In contrast with most neural nets, where the goal is to optimize the values of the model parameters to minimize some loss or objective function, the goal of a Bayesian NN is to estimate the posterior distribution over the model parameters: \(P((\mathbf{W}_i)_{i=1}^{L}|\mathbf{X},\mathbf{Y})\). Exact calculation of the posterior is intractable in general, but can be estimated by either MCMC or variational inference. The authors here choose the latter, placing an approximating variational distribution over the weights \(q((\mathbf{W}_i))\) (hereafter, this is how I’ll refer to the weights of all layers in the network), and minimizing the KL divergence between \(q\) and the true posterior:

$$ KL\left( q((\mathbf{W}_i))||p((\mathbf{W}_i)|\mathbf{X},\mathbf{Y}) \right) $$

Bernoulli variational approximation, and MC dropout

The authors define their approximating variational distribution \(q(\mathbf{W}_i)\) for each layer \(i\) as

\begin{align} \mathbf{W}_i &= \mathbf{M}_i \cdot \text{diag}\left( \left[ \mathbf{z}_{i,j} \right]_{j=1}^{K_i} \right) \\ \mathbf{z}_{i,j} &\backsim \text{Bernoulli}(p_i)\; \text{for} i = 1, \dots, L,\; j = 1, \dots, K_{i-1} \end{align}

The \(\mathbf{z}_{i,j}\) are Bernoulli distributed random variables, and the \(M_i\) are variational parameters. So, once the posterior is approximated using VI, you use the model to generate predictions for new data \(\mathbf{x}^{*}\) by replacing the (intractable) true posterior with the approximate one:

\begin{align} p(y^{*} | \mathbf{x}^{*},\mathbf{X},\mathbf{Y}) &\approx \int p\left(y^{*}|\mathbf{x}^{*},(\mathbf{W}_i)\right)q\left((\mathbf{W}_i) \right) \approx \frac{1}{T}\sum\limits_{t=1}^{T}p\left( y^{*}|\mathbf{x}^{*},(\mathbf{W}_i)_t \right) \end{align}

To clarify, in the above approximation, you draw \(t\) different \((\mathbf{W}_i)\) from \((\mathbf{W}_i)_t \backsim q\left( (\mathbf{W}_i)\right)\); the posterior is approximated via MC integration.

This is the coolest part of the paper. It says that once you find a good \(q\left((\mathbf{W})_i \right)\), you can get fully Bayesian predictions for new data by simply averaging together several runs of the new input through your model, each time drawing a new set of realized weights from \(q\) along with dropout masks \(\mathbf{z}\). They call this MC dropout.

My two cents

The paper continues on to test their new proposed dropout (which can apply equally well to weights representing kernels in a convolutional NN as well as fully connected layers) against a set of comparative networks on both MNIST and CIFAR10, measuring the resistance to overfitting conferred by MC dropout on standard models (lenet), versus conventional dropout. I won’t reproduce the figures here, but their experiments show a small but significant effect.

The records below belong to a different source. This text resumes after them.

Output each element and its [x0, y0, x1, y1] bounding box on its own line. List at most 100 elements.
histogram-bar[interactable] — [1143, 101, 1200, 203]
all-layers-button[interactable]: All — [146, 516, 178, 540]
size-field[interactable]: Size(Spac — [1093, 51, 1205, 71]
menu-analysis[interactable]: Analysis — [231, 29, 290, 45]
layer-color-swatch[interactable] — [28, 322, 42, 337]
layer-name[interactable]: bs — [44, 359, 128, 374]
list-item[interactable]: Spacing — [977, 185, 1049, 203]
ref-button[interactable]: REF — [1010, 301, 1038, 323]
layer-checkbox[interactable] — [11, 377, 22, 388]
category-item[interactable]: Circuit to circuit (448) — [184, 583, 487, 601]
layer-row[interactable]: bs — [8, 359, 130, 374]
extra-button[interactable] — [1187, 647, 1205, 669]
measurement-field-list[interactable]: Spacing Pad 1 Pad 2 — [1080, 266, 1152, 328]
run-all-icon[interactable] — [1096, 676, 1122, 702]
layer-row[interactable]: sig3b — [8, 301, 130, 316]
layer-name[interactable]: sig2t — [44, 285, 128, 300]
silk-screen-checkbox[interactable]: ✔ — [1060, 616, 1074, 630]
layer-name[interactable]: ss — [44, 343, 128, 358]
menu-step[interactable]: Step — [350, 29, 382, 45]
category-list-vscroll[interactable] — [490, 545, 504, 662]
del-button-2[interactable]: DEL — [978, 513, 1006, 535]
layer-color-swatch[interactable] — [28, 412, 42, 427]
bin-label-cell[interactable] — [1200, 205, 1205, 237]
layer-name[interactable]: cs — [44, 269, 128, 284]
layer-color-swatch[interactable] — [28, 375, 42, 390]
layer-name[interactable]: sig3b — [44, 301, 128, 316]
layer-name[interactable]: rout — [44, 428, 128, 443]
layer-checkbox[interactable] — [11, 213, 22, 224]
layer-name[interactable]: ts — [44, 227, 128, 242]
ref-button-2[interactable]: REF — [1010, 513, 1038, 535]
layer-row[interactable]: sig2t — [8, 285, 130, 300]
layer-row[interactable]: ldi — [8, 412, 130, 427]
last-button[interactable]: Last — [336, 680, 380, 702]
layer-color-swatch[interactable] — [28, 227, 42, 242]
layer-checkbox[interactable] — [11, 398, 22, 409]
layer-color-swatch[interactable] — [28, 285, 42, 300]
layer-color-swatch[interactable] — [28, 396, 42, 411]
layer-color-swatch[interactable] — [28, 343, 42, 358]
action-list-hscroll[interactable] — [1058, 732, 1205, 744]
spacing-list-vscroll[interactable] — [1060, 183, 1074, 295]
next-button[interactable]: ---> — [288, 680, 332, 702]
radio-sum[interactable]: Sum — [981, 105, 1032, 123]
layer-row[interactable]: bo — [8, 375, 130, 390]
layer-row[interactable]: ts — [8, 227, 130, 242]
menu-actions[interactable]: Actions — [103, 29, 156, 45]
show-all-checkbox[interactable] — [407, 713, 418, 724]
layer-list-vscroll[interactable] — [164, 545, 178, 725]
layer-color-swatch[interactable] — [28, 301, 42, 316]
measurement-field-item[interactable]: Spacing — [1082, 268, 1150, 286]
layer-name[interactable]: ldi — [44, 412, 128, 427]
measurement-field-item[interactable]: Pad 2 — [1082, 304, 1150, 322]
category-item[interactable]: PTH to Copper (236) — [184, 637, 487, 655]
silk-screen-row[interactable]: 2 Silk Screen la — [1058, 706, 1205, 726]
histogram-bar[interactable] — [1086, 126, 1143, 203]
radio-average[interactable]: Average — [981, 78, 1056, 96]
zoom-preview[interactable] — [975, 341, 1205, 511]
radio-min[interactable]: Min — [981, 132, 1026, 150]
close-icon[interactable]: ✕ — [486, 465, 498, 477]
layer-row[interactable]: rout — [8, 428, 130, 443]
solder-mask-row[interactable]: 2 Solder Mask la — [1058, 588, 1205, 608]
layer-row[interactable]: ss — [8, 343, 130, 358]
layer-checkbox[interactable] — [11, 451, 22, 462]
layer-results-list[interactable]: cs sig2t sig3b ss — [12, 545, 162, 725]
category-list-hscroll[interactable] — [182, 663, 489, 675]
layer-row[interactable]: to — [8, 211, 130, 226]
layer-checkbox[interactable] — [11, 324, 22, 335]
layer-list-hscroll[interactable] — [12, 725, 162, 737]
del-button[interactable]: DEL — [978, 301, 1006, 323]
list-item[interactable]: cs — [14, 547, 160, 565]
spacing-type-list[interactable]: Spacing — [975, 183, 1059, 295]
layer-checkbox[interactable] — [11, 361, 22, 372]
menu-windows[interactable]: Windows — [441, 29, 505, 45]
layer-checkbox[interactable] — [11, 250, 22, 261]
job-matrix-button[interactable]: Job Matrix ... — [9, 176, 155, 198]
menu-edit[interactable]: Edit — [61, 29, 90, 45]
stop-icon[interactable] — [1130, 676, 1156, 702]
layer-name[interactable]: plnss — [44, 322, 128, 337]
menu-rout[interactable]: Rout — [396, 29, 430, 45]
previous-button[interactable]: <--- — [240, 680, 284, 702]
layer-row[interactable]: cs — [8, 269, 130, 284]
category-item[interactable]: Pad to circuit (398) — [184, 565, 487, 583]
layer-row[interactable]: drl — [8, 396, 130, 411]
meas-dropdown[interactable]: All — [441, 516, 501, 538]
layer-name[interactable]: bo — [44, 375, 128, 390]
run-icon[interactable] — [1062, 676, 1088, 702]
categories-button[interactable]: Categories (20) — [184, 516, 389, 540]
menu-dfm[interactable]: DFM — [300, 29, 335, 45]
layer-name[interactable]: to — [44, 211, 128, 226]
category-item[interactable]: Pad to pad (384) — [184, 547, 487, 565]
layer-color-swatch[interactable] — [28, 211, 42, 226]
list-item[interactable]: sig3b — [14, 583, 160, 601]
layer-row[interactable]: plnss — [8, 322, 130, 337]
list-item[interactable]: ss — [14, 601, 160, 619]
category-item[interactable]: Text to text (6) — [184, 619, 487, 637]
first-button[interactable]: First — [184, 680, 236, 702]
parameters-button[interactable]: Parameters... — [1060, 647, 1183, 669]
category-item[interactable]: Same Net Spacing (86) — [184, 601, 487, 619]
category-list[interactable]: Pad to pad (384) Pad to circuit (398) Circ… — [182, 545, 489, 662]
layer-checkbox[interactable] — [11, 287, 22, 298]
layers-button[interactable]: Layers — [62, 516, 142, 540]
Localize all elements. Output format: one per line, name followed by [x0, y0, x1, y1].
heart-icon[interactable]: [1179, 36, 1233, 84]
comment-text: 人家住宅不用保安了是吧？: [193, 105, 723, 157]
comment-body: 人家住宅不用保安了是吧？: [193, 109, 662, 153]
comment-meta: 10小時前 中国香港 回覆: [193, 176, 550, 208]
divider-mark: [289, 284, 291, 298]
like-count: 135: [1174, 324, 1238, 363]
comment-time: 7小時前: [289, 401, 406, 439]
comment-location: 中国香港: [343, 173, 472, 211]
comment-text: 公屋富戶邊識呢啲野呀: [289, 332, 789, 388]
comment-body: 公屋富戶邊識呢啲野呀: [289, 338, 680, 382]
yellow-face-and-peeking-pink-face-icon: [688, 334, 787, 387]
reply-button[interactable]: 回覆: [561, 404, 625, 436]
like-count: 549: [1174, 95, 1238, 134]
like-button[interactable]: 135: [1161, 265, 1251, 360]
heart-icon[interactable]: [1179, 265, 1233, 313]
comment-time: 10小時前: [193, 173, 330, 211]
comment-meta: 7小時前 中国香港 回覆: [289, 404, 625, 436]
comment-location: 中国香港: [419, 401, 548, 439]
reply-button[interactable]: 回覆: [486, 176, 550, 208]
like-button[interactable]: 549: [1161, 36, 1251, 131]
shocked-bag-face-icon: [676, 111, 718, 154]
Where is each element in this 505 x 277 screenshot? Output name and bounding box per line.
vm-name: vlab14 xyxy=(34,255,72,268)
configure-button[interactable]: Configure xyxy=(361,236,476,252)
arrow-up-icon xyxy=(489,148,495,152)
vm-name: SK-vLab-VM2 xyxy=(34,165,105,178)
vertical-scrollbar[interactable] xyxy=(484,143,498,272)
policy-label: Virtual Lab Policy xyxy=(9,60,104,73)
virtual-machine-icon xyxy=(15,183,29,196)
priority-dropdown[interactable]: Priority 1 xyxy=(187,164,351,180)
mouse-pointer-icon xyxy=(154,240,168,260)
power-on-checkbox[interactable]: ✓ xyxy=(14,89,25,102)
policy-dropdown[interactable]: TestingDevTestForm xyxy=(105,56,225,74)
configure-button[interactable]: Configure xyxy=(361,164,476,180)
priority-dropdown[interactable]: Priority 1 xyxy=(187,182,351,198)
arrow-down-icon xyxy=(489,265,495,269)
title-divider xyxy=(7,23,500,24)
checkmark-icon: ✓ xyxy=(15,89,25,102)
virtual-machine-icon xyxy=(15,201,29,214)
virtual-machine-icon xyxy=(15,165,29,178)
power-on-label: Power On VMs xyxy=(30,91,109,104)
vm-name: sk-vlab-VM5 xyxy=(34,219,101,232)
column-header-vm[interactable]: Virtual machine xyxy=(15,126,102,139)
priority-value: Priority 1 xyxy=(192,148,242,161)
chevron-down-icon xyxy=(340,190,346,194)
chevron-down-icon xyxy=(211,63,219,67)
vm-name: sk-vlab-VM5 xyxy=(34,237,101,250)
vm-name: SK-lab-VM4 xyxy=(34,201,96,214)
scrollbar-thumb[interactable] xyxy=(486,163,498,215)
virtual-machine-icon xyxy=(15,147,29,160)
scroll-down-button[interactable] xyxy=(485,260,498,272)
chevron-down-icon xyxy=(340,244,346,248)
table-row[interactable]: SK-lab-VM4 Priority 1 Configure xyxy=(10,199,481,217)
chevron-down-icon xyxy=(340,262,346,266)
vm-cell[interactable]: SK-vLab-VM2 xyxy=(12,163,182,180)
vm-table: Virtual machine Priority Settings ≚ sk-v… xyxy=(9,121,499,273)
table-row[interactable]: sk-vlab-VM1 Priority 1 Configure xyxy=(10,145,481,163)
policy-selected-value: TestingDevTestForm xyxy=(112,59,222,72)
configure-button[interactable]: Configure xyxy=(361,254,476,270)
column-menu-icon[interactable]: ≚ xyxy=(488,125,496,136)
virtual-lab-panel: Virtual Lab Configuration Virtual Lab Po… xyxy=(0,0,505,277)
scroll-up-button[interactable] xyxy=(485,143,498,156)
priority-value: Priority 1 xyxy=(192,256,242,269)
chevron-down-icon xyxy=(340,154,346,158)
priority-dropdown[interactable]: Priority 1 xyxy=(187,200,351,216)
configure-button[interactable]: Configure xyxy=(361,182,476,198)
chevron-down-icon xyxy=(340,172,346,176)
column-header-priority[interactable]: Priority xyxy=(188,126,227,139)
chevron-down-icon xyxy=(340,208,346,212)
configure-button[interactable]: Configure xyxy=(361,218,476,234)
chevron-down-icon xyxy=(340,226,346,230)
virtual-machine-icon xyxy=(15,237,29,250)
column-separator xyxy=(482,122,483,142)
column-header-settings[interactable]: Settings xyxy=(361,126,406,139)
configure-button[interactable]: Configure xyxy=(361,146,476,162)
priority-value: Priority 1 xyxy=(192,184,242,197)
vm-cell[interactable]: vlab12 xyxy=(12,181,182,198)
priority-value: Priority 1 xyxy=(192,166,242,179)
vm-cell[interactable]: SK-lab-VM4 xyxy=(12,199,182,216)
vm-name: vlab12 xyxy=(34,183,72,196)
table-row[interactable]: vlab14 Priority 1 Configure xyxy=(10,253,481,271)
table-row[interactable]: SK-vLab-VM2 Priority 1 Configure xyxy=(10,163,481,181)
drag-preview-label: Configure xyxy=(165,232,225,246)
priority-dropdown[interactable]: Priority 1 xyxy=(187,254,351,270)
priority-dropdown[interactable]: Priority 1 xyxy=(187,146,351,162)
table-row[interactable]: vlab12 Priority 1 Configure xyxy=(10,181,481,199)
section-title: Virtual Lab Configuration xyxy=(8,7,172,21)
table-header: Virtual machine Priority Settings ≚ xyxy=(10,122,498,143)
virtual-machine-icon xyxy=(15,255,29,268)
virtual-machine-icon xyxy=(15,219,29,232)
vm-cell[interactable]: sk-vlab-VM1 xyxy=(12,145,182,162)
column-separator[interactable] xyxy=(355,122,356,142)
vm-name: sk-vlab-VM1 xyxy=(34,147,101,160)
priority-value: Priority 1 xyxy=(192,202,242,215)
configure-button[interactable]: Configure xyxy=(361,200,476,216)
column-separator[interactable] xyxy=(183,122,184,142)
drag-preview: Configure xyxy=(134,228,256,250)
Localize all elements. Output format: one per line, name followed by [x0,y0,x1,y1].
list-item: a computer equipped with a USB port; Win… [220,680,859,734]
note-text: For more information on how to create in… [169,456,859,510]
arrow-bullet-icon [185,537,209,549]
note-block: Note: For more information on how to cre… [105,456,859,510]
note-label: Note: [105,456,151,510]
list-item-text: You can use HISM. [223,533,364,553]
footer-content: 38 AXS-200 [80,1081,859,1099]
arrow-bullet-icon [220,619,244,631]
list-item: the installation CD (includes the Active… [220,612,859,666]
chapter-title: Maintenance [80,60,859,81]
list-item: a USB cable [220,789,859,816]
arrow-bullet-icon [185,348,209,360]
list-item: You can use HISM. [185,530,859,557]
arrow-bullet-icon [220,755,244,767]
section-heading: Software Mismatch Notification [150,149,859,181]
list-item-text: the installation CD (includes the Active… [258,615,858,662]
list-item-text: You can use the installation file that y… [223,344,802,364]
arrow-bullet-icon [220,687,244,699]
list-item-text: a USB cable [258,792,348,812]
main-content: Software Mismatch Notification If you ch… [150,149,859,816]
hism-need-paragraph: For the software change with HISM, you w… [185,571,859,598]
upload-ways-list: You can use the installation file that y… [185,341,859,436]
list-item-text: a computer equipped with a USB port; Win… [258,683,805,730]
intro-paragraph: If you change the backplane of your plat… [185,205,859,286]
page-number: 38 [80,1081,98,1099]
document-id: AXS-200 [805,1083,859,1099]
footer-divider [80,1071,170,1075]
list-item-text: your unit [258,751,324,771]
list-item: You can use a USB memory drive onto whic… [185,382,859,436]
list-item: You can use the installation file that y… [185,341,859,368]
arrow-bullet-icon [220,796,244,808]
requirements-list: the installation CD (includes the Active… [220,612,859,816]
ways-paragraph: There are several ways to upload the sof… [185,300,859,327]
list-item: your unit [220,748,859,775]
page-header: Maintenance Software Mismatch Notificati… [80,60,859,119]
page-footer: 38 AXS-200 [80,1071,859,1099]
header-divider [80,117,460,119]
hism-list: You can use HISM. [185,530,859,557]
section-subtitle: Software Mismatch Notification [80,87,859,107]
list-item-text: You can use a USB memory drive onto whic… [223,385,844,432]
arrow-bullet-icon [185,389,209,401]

A fine side-point to take note of is the methodology used to measure overfitting: sub-divide your labeled training data, train on a subset, and measure how quickly the model begins to overfit. Simple, and effective.

So, to sum up, I really like this paper. For very little extra computational effort, you can turn your convnet into a Bayesian convnet. This gives you the dual benefits of better protection against over-fitting, as well as uncertainty estimates in your predictions, two crucial qualities that are lacking in most deep learning models for biological sequence data. I’m excited to try it out!